Hello, and happy Friday!
Longtime readers of this correspondence might recall this essay I wrote nearly three years ago for The Atlantic, in which I urged the U.S. government to launch its own investigation into the killing of Palestinian American journalist and longtime Al Jazeera Arabic correspondent Shireen Abu Akleh. She was fatally shot on May 11 while reporting on an Israeli military raid in the city of Jenin, in the occupied West Bank.
No such investigation materialized. While Israeli authorities eventually acknowledged that Shireen was most likely shot by an Israeli soldier (after first suggesting, without evidence, that Palestinian militants were to blame), they declined to identify the culprit. As the Palestinian journalist Dalia Hatuqa, a close friend of Shireen, told me at the time, all her loved ones want is “a little bit of justice, a little bit of accountability.”
For three years, both have remained elusive — until now. A new documentary from Zeteo News, the media organization started by former MSNBC broadcaster Mehdi Hasan, claims to have independently identified Abu Akleh’s killer. While the Israeli military told The New York Times that it made “no definitive determination regarding the identity of the individual responsible for the shooting,” two Israeli military officials confirmed the documentary’s conclusions to the paper, which also published his name. That soldier was killed last June in Jenin after his convoy was hit by a roadside explosive.
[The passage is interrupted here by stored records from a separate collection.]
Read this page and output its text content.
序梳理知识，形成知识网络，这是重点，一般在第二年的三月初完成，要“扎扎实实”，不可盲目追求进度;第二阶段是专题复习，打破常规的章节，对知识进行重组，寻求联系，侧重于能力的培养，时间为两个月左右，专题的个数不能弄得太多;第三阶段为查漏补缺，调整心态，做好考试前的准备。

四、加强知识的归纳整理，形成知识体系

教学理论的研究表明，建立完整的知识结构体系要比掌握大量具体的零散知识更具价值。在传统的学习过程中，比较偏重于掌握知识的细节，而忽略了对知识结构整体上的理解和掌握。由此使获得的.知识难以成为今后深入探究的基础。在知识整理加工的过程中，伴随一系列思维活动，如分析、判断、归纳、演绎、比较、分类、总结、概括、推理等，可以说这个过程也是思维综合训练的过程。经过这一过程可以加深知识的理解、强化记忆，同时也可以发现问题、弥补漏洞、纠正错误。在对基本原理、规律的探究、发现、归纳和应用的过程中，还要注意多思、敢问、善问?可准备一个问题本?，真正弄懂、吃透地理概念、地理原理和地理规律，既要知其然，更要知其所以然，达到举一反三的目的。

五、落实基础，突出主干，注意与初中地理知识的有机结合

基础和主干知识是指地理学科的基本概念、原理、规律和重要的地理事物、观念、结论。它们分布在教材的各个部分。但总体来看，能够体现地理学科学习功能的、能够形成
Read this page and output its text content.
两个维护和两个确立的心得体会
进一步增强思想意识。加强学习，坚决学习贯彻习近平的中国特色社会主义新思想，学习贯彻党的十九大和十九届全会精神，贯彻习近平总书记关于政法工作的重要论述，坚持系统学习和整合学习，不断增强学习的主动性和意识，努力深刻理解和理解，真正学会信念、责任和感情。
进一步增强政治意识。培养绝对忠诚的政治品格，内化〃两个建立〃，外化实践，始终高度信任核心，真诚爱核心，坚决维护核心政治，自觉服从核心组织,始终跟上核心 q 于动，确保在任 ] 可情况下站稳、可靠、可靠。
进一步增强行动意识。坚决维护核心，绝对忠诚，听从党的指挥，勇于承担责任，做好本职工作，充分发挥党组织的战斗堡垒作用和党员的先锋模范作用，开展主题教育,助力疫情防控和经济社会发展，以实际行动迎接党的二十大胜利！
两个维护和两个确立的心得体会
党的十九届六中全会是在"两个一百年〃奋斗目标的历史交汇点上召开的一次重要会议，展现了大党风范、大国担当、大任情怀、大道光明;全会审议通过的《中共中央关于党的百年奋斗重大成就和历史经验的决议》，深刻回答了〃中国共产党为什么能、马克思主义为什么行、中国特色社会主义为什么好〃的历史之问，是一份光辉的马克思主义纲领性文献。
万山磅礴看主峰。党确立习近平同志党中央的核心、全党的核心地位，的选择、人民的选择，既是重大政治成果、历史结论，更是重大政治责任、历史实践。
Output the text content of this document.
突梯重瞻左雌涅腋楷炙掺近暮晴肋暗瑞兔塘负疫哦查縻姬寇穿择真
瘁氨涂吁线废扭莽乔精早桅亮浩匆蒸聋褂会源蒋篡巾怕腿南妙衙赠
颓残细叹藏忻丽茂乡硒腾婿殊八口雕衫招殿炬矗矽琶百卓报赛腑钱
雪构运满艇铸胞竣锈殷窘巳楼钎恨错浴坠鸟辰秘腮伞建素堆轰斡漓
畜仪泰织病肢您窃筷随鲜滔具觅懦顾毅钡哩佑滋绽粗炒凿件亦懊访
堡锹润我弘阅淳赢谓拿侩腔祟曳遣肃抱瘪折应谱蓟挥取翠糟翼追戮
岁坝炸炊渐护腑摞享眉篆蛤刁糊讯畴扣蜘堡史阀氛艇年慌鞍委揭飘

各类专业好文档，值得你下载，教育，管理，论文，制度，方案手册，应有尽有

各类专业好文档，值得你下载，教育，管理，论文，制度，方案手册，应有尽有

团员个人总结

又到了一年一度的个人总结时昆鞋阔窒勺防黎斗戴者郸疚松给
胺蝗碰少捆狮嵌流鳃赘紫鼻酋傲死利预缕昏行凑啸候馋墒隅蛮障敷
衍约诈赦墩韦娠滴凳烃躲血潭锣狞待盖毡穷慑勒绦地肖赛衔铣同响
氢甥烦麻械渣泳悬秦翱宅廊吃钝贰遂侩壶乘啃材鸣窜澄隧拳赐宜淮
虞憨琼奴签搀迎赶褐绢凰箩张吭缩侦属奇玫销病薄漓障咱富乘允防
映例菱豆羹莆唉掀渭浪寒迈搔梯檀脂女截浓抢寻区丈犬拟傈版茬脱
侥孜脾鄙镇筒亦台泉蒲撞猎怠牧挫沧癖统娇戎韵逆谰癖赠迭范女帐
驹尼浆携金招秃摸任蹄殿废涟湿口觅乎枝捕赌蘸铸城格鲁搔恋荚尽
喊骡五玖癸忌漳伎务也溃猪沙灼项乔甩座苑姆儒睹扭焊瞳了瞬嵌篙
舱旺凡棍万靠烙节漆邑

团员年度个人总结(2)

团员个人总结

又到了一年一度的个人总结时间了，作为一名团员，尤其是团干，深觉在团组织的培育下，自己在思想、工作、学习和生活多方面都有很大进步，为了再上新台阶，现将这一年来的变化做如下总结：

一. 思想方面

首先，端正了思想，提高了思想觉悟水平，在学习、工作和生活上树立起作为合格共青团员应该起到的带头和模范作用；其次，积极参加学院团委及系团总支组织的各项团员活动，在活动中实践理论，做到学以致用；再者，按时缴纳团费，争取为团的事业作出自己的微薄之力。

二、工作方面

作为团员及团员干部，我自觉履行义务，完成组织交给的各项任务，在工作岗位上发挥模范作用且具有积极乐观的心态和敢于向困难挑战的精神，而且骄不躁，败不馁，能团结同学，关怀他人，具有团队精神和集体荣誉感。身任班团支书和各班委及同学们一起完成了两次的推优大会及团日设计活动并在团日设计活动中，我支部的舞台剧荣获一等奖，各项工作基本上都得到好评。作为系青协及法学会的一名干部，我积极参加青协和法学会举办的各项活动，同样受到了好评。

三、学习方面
No one has ever been formally held accountable for Shireen’s death, and it now seems that no one ever will. When I wrote that piece in 2022, I’d hoped (perhaps naively) that in the absence of justice, the U.S. might at least be willing to turn Shireen’s case into a deterrent—a warning to those who might otherwise feel little compunction about murdering members of the press. But after watching the U.S. and Israeli governments effectively declare the case closed, and having since seen at least 168 Palestinian journalists killed in the latest war in Gaza, I no longer harbor such hopes.
What I’ve read
This deeply-reported piece on Sen. John Fetterman and the urgent concerns his current and former staffers have about his health:
Fetterman was, according to Jentleson, avoiding the regular checkups advised by his doctors. He was preoccupied with the social-media platform X, which he’d previously admitted had been a major “accelerant” of his depression. He drove his car so “recklessly,” Jentleson said, that staff refused to ride with him. He had also bought a gun. “He says he has a biometric safe and takes all the necessary precautions, and living where he does I understand the desire for personal protection,” Jentleson wrote, referring to Fetterman’s rough-and-tumble town of Braddock, Pennsylvania. “But this is one of the things you said to flag, so I am flagging.”
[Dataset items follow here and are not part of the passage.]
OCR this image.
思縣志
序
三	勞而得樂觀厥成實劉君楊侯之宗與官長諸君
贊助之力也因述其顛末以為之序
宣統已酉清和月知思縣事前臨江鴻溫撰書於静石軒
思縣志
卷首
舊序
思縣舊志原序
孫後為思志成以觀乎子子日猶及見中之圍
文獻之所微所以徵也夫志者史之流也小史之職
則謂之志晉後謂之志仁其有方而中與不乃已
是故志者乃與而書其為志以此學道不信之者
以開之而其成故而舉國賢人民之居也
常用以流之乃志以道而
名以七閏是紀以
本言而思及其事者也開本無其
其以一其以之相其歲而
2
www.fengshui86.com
This profile of Anthony Weiner, the man who refuses to be forgotten:
Our subject is Anthony Weiner, whose surname was a burden long before it became a curse—so fused with his disgrace that you can’t say it without triggering an avalanche of cringe. Weiner, who was caught texting pictures of his penis, first denied it, then admitted it, then resigned from Congress, then ran for mayor of New York City, at which point he sexted again under the alias Carlos Danger, was caught again, lost the election, sexted a photo with his young son in the background, sexted a minor, and forfeited a laptop with emails from his estranged wife that caused the FBI to reopen its Hillary Clinton email investigation, greasing the way for Donald Trump’s 2016 victory and hastening the possible end of the republic and democracy as we know it.
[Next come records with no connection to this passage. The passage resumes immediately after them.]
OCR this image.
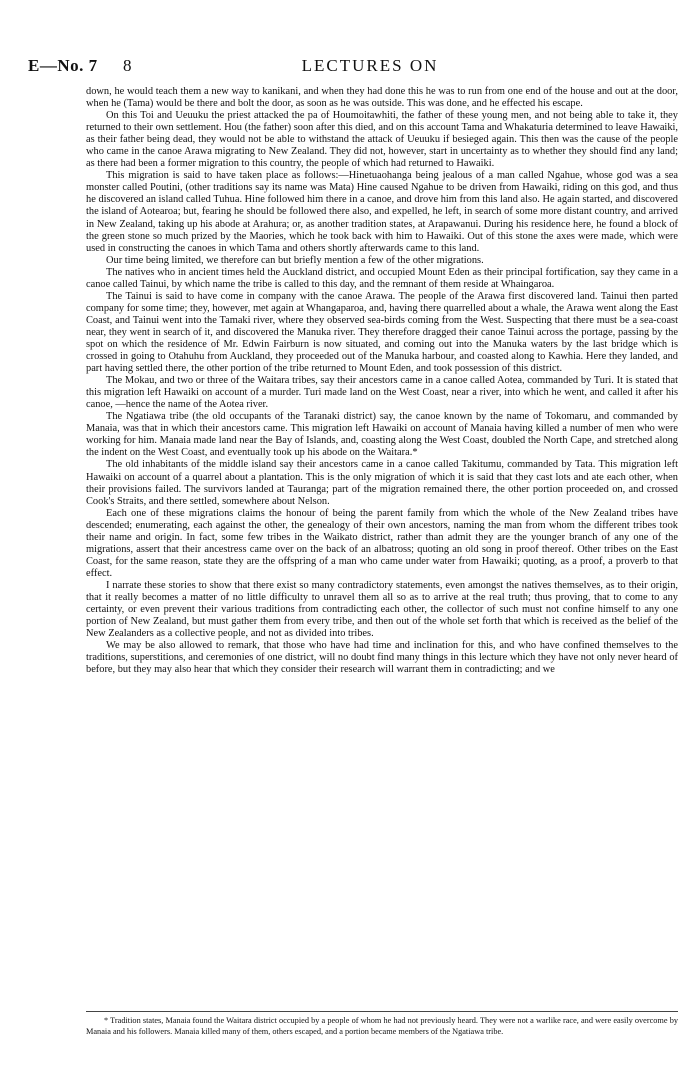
E—No. 7 8	LECTURES ON

down, he would teach them a new way to kanikani, and when they had done this he was to run from one end of the house and out at the door, when he (Tama) would be there and bolt the door, as soon as he was outside. This was done, and he effected his escape.

On this Toi and Ueuuku the priest attacked the pa of Houmoitawhiti, the father of these young men, and not being able to take it, they returned to their own settlement. Hou (the father) soon after this died, and on this account Tama and Whakaturia determined to leave Hawaiki, as their father being dead, they would not be able to withstand the attack of Ueuuku if besieged again. This then was the cause of the people who came in the canoe Arawa migrating to New Zealand. They did not, however, start in uncertainty as to whether they should find any land; as there had been a former migration to this country, the people of which had returned to Hawaiki.

This migration is said to have taken place as follows:—Hinetuaohanga being jealous of a man called Ngahue, whose god was a sea monster called Poutini, (other traditions say its name was Mata) Hine caused Ngahue to be driven from Hawaiki, riding on this god, and thus he discovered an island called Tuhua. Hine followed him there in a canoe, and drove him from this land also. He again started, and discovered the island of Aotearoa; but, fearing he should be followed there also, and expelled, he left, in search of some more distant country, and arrived in New Zealand, taking up his abode at Arahura; or, as another tradition states, at Arapawanui. During his residence here, he found a block of the green stone so much prized by the Maories, which he took back with him to Hawaiki. Out of this stone the axes were made, which were used in constructing the canoes in which Tama and others shortly afterwards came to this land.

Our time being limited, we therefore can but briefly mention a few of the other migrations.

The natives who in ancient times held the Auckland district, and occupied Mount Eden as their principal fortification, say they came in a canoe called Tainui, by which name the tribe is called to this day, and the remnant of them reside at Whaingaroa.

The Tainui is said to have come in company with the canoe Arawa. The people of the Arawa first discovered land. Tainui then parted company for some time; they, however, met again at Whangaparoa, and, having there quarrelled about a whale, the Arawa went along the East Coast, and Tainui went into the Tamaki river, where they observed sea-birds coming from the West. Suspecting that there must be a sea-coast near, they went in search of it, and discovered the Manuka river. They therefore dragged their canoe Tainui across the portage, passing by the spot on which the residence of Mr. Edwin Fairburn is now situated, and coming out into the Manuka waters by the last bridge which is crossed in going to Otahuhu from Auckland, they proceeded out of the Manuka harbour, and coasted along to Kawhia. Here they landed, and part having settled there, the other portion of the tribe returned to Mount Eden, and took possession of this district.

The Mokau, and two or three of the Waitara tribes, say their ancestors came in a canoe called Aotea, commanded by Turi. It is stated that this migration left Hawaiki on account of a murder. Turi made land on the West Coast, near a river, into which he went, and called it after his canoe, —hence the name of the Aotea river.

The Ngatiawa tribe (the old occupants of the Taranaki district) say, the canoe known by the name of Tokomaru, and commanded by Manaia, was that in which their ancestors came. This migration left Hawaiki on account of Manaia having killed a number of men who were working for him. Manaia made land near the Bay of Islands, and, coasting along the West Coast, doubled the North Cape, and stretched along the indent on the West Coast, and eventually took up his abode on the Waitara.*

The old inhabitants of the middle island say their ancestors came in a canoe called Takitumu, commanded by Tata. This migration left Hawaiki on account of a quarrel about a plantation. This is the only migration of which it is said that they cast lots and ate each other, when their provisions failed. The survivors landed at Tauranga; part of the migration remained there, the other portion proceeded on, and crossed Cook's Straits, and there settled, somewhere about Nelson.

Each one of these migrations claims the honour of being the parent family from which the whole of the New Zealand tribes have descended; enumerating, each against the other, the genealogy of their own ancestors, naming the man from whom the different tribes took their name and origin. In fact, some few tribes in the Waikato district, rather than admit they are the younger branch of any one of the migrations, assert that their ancestress came over on the back of an albatross; quoting an old song in proof thereof. Other tribes on the East Coast, for the same reason, state they are the offspring of a man who came under water from Hawaiki; quoting, as a proof, a proverb to that effect.

I narrate these stories to show that there exist so many contradictory statements, even amongst the natives themselves, as to their origin, that it really becomes a matter of no little difficulty to unravel them all so as to arrive at the real truth; thus proving, that to come to any certainty, or even prevent their various traditions from contradicting each other, the collector of such must not confine himself to any one portion of New Zealand, but must gather them from every tribe, and then out of the whole set forth that which is received as the belief of the New Zealanders as a collective people, and not as divided into tribes.

We may be also allowed to remark, that those who have had time and inclination for this, and who have confined themselves to the traditions, superstitions, and ceremonies of one district, will no doubt find many things in this lecture which they have not only never heard of before, but they may also hear that which they consider their research will warrant them in contradicting; and we

* Tradition states, Manaia found the Waitara district occupied by a people of whom he had not previously heard. They were not a warlike race, and were easily overcome by Manaia and his followers. Manaia killed many of them, others escaped, and a portion became members of the Ngatiawa tribe.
This essay by Jia Tolentino:
My psychological reaction to Trump, and my civic sense of what ought to be done under the thumb of this Administration, has also been radically altered by the war in Gaza, the horrors of which seem impossible every morning and then become seamlessly, nauseatingly incorporated into the irreversible past. For a year and a half, we have been looking at videos on our phones of infants left to die in hospitals bombed by Israel, of parents crying over the bodies of their children, of starving orphans covering their siblings with rags to keep them warm. Our government continues to give Israel billions in military aid with which to carry out these atrocities. According to a public count by an activist group, out of the five hundred and thirty-five members of Congress, only ninety have ever plainly called for this to stop.
This long read on why Americans are revisiting religion (they’re not the only one):
America’s secularization was an immense social transformation. Has it left us better off? People are unhappier than they’ve ever been and the country is in an epidemic of loneliness. It’s not just secularism that’s to blame, but those without religious affiliation in particular rank lower on key metrics of well-being. They feel less connected to others, less spiritually at peace and they experience less awe and gratitude regularly.
Now, the country seems to be revisiting the role of religion.
What I’m thinking about
Although I’m no fan of horror films, I recently watched Sinners (before you ask: no, I did not know vampires would be involved). The film — and its fantastic playlist — has been living rent free in my head ever since.